As part of his return, he has agreed to an internal investigation into alleged conduct that prompted the board to oust him, The Information first reported.
Growing Pains
OpenAI’s skyrocketing growth is coming at a cost—and competition is intensifying, including from allies such as Microsoft. The number of its staff selling to large companies grew rapidly in the past year. But it faced an unlikely rival in OpenAI’s largest shareholder Microsoft, which began to siphon revenue away from the startup by selling access to its AI software.
With mounting pressure to accelerate sales and product development came increased reports of employee burnout, former employees said. This week, many employees had been scheduled to get the week off, given how intense the past few months were. And over time, divisions formed between veteran employees who remembered OpenAI’s early days as a research organization and the new guard who hailed from money-making Silicon Valley startups like Stripe, former employees said.
OpenAI has looked to hire more research and engineering leadership from rival model developers like Meta Platforms and Google to provide the company with structure as it grows, said one person with knowledge of the situation. But OpenAI may not have the same pull it once did. Access to the massive amounts of computing resources needed to train bleeding-edge models is one area where rivals have a leg up. Even Altman has admitted to some colleagues that he expects Google to hold a computing advantage until sometime next year, when Microsoft will make more chips available, The Information previously reported.
Customers
In the hours after Altman’s firing, OpenAI competitors began using the turmoil to their advantage.

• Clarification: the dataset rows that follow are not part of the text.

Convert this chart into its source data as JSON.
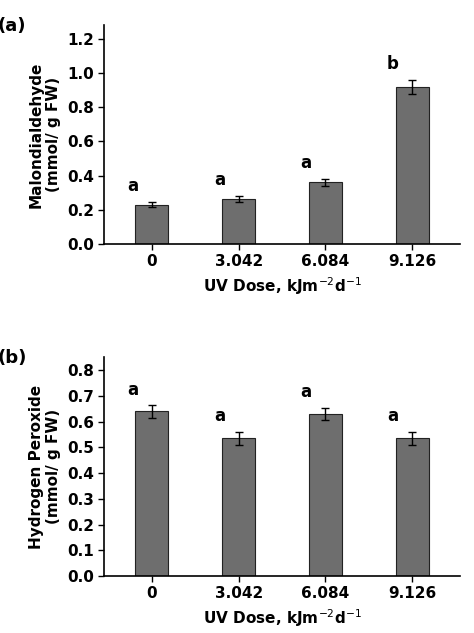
{
  "panel_a": {
    "categories": [
      "0",
      "3.042",
      "6.084",
      "9.126"
    ],
    "values": [
      0.23,
      0.265,
      0.36,
      0.92
    ],
    "errors": [
      0.015,
      0.018,
      0.02,
      0.04
    ],
    "letters": [
      "a",
      "a",
      "a",
      "b"
    ],
    "ylabel_line1": "Malondialdehyde",
    "ylabel_line2": "(mmol/ g FW)",
    "ylim": [
      0,
      1.28
    ],
    "yticks": [
      0,
      0.2,
      0.4,
      0.6,
      0.8,
      1.0,
      1.2
    ],
    "panel_label": "(a)"
  },
  "panel_b": {
    "categories": [
      "0",
      "3.042",
      "6.084",
      "9.126"
    ],
    "values": [
      0.64,
      0.535,
      0.63,
      0.535
    ],
    "errors": [
      0.025,
      0.025,
      0.025,
      0.025
    ],
    "letters": [
      "a",
      "a",
      "a",
      "a"
    ],
    "ylabel_line1": "Hydrogen Peroxide",
    "ylabel_line2": "(mmol/ g FW)",
    "ylim": [
      0,
      0.85
    ],
    "yticks": [
      0,
      0.1,
      0.2,
      0.3,
      0.4,
      0.5,
      0.6,
      0.7,
      0.8
    ],
    "panel_label": "(b)"
  },
  "bar_color": "#6e6e6e",
  "bar_width": 0.38,
  "bar_edge_color": "#222222",
  "background_color": "#ffffff",
  "tick_fontsize": 11,
  "label_fontsize": 11,
  "panel_label_fontsize": 13,
  "letter_fontsize": 12
}
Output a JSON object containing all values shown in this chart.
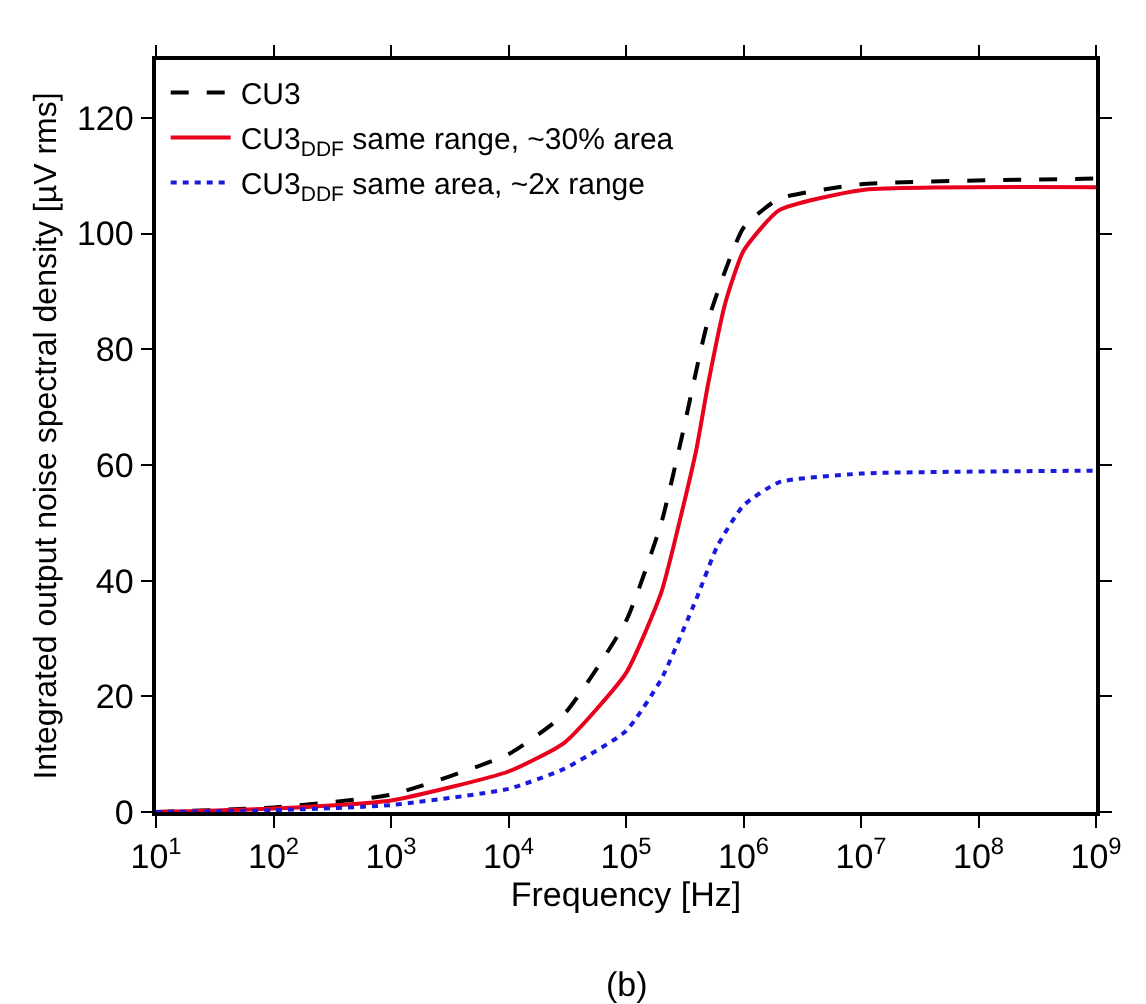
{
  "chart_data": {
    "type": "line",
    "xlabel": "Frequency [Hz]",
    "ylabel": "Integrated output noise spectral density [µV rms]",
    "log": "x",
    "xlim": [
      10,
      1000000000
    ],
    "ylim": [
      0,
      130
    ],
    "xticks": [
      {
        "value": 10,
        "label": "10$^{1}$"
      },
      {
        "value": 100,
        "label": "10$^{2}$"
      },
      {
        "value": 1000,
        "label": "10$^{3}$"
      },
      {
        "value": 10000,
        "label": "10$^{4}$"
      },
      {
        "value": 100000,
        "label": "10$^{5}$"
      },
      {
        "value": 1000000,
        "label": "10$^{6}$"
      },
      {
        "value": 10000000,
        "label": "10$^{7}$"
      },
      {
        "value": 100000000,
        "label": "10$^{8}$"
      },
      {
        "value": 1000000000,
        "label": "10$^{9}$"
      }
    ],
    "yticks": [
      0,
      20,
      40,
      60,
      80,
      100,
      120
    ],
    "legend": "top left",
    "annotations": [
      "(b)"
    ],
    "series": [
      {
        "name": "CU3",
        "color": "#000000",
        "line_style": "dashed",
        "x": [
          10,
          100,
          1000,
          10000,
          30000,
          100000,
          200000,
          300000,
          500000,
          1000000,
          2000000,
          10000000,
          1000000000
        ],
        "values": [
          0,
          0.8,
          3,
          10,
          17,
          33,
          50,
          65,
          85,
          101,
          106,
          108.5,
          109.5
        ]
      },
      {
        "name": "CU3$_{DDF}$ same range, ~30% area",
        "color": "#e8001c",
        "line_style": "solid",
        "x": [
          10,
          100,
          1000,
          10000,
          30000,
          100000,
          200000,
          300000,
          400000,
          500000,
          700000,
          1000000,
          2000000,
          10000000,
          1000000000
        ],
        "values": [
          0,
          0.6,
          2,
          7,
          12,
          24,
          38,
          52,
          63,
          74,
          88,
          97,
          104,
          107.5,
          108
        ]
      },
      {
        "name": "CU3$_{DDF}$ same area, ~2x range",
        "color": "#1a1adf",
        "line_style": "dotted",
        "x": [
          10,
          100,
          1000,
          10000,
          30000,
          100000,
          200000,
          400000,
          600000,
          1000000,
          2000000,
          10000000,
          1000000000
        ],
        "values": [
          0,
          0.3,
          1.2,
          4,
          7.5,
          14,
          23,
          37,
          46,
          53,
          57,
          58.5,
          59
        ]
      }
    ]
  }
}
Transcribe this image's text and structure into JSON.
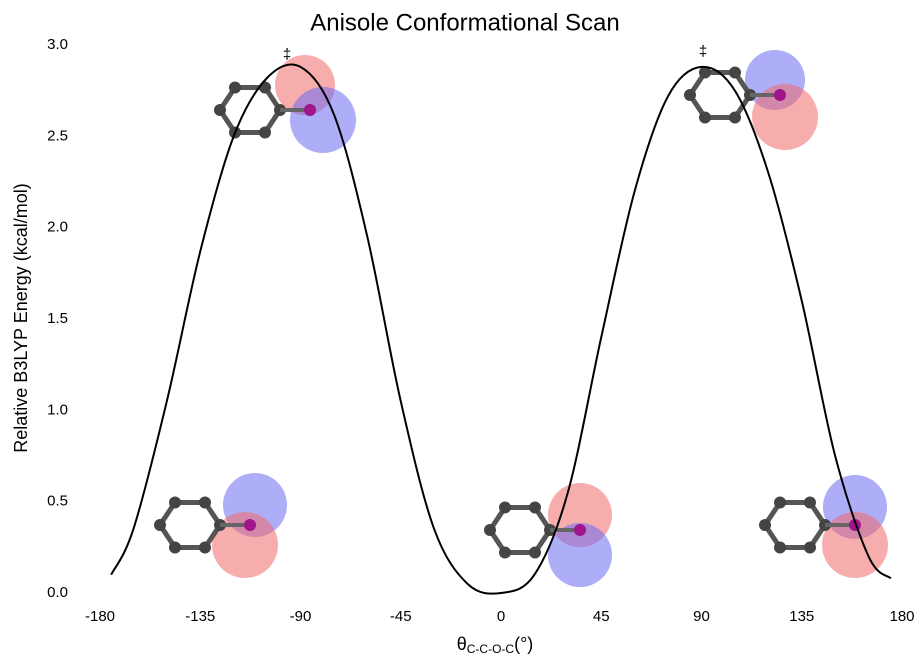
{
  "chart_data": {
    "type": "line",
    "title": "Anisole Conformational Scan",
    "y_label": "Relative B3LYP Energy (kcal/mol)",
    "x_label": {
      "symbol": "θ",
      "subscript": "C-C-O-C",
      "unit": "(°)"
    },
    "annotations": [
      "‡",
      "‡"
    ],
    "xlim": [
      -180,
      180
    ],
    "xticks": [
      -180,
      -135,
      -90,
      -45,
      0,
      45,
      90,
      135,
      180
    ],
    "ylim": [
      0,
      3
    ],
    "yticks": [
      {
        "value": 0,
        "label": "0.0"
      },
      {
        "value": 0.5,
        "label": "0.5"
      },
      {
        "value": 1,
        "label": "1.0"
      },
      {
        "value": 1.5,
        "label": "1.5"
      },
      {
        "value": 2,
        "label": "2.0"
      },
      {
        "value": 2.5,
        "label": "2.5"
      },
      {
        "value": 3,
        "label": "3.0"
      }
    ],
    "grid": false,
    "x": [
      -175,
      -165,
      -150,
      -135,
      -120,
      -105,
      -90,
      -75,
      -60,
      -45,
      -30,
      -15,
      0,
      15,
      30,
      45,
      60,
      75,
      90,
      105,
      120,
      135,
      150,
      165,
      175
    ],
    "series": [
      {
        "color": "#000000",
        "values": [
          0.1,
          0.35,
          1.05,
          1.87,
          2.5,
          2.82,
          2.88,
          2.62,
          1.95,
          1.05,
          0.35,
          0.05,
          0,
          0.1,
          0.55,
          1.4,
          2.2,
          2.72,
          2.88,
          2.75,
          2.3,
          1.6,
          0.75,
          0.2,
          0.08
        ]
      }
    ]
  }
}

More than 100 customers reached out to Anthropic over the weekend, according to someone with direct knowledge. Others reached out to Google Cloud and Cohere. Many OpenAI customers were also considering switching to Microsoft’s Azure service, which offers copies of OpenAI models and other models, according to a person familiar with the situation.
While some of these OpenAI customers have previously been in talks with other AI startups, the more recent discussions had focused on Altman’s firing and potential impact it could have on their business. Financial firms specifically expressed their worry that if Altman was ousted over a possible data privacy issue, it could harm their businesses, this person said.
Amazon Web Services set up a dedicated team to work with Anthropic and respond to OpenAI customer inquiries. Over the weekend, AWS and Anthropic discussed how to pitch several OpenAI customers, including Snap, Morgan Stanley and Wall Street trading firm Jane Street.